Le prêtre, penché sur l’humble table de bois blanc, vient d’articuler les mots de la Consécration quand l’énorme masse de neige, de glace et de pierre est sur eux. Les murs résonnent sous les chocs multiples, le refuge gémit de toute sa charpente et, dans un claquement sec, quelques solives craquent, risquant d’entraîner l’effondrement de la toiture entière.
Les gars ont compris : sans même se consulter, ils escaladent les couchettes et soutiennent de leurs épaules les solives rompues.
Ils sont là onze, tous muscles tendus dans un effort puissant car le poids de la charpente pèse maintenant sur eux. Le Christ, docile à la voix de son prêtre, est parmi eux, fragile et sans défense, comme dans l’étable de Bethléem, s’abandonnant à la protection de ses frères montagnards. Il n’est qu’un peu de pain, quelques gouttes de vin, que la toiture en s’effondrant peut écraser et ensevelir à jamais sous la neige.
Et les bras se tendent, les dos se voûtent, refusant de fléchir…
Ils sont là onze, ne pensant même plus au danger qu’ils courent eux-mêmes ; il ne faut pas que le Christ de la Messe soit enseveli ; il faut tenir, jusqu’à l’Ite Missa est, tout proche, jusqu’à la bénédiction que le prêtre leur donnera comme un merci.

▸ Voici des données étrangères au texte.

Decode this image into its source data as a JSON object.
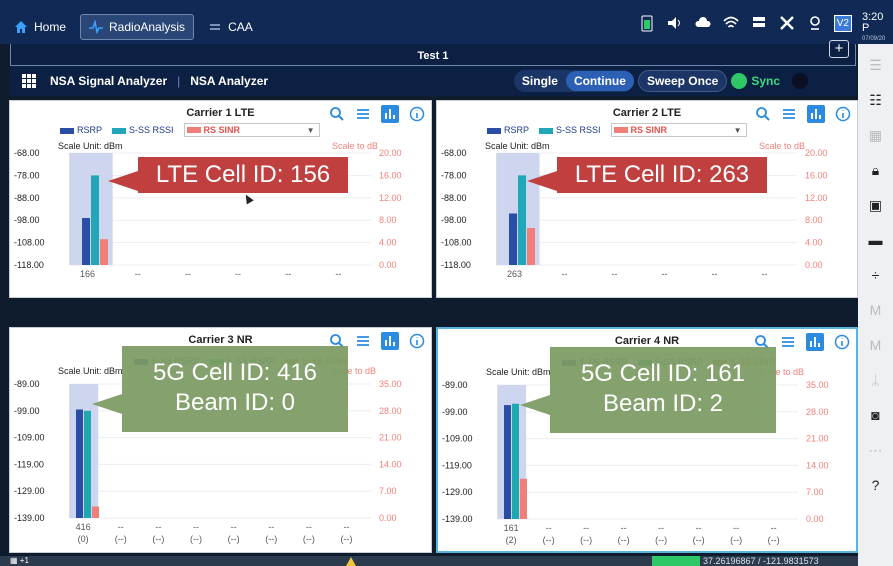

Ils sont là onze, autour de la table du refuge, comme au jour de la première Cène. Onze gars qui peinent, qui suent malgré le froid, pour que jusqu’au bout la Messe soit dite !
Quand l’un d’eux, épuisé, doit baisser ses bras engourdis, les autres poussent plus fort : c’est leur sacrifice commun qu’ils offrent au ciel.
Le prêtre a rangé le calice, et rapidement s’est dépouillé de ses ornements sacerdotaux. Au-dessus des prisonniers de la neige, c’est maintenant le grand calme qui suit les désastres.
« Tenez bon, les gars ! Je vais essayer de débloquer la porte. »
Ce ne fut pas une petite affaire, mais avec sa pelle portative, soutane retroussée, le vicaire montagnard a vite creusé une cheminée en pente qui, en le conduisant au grand jour, écarte le danger d’étouffement. Avec le bois des couchettes il ne reste plus qu’à étayer provisoirement la charpente afin de permettre une sortie sans danger.
Dehors le soleil brille !
« Cette fois les gars, vous avez bien servi la messe… Je crois que le Bon Dieu est content !
— Et nous donc ! »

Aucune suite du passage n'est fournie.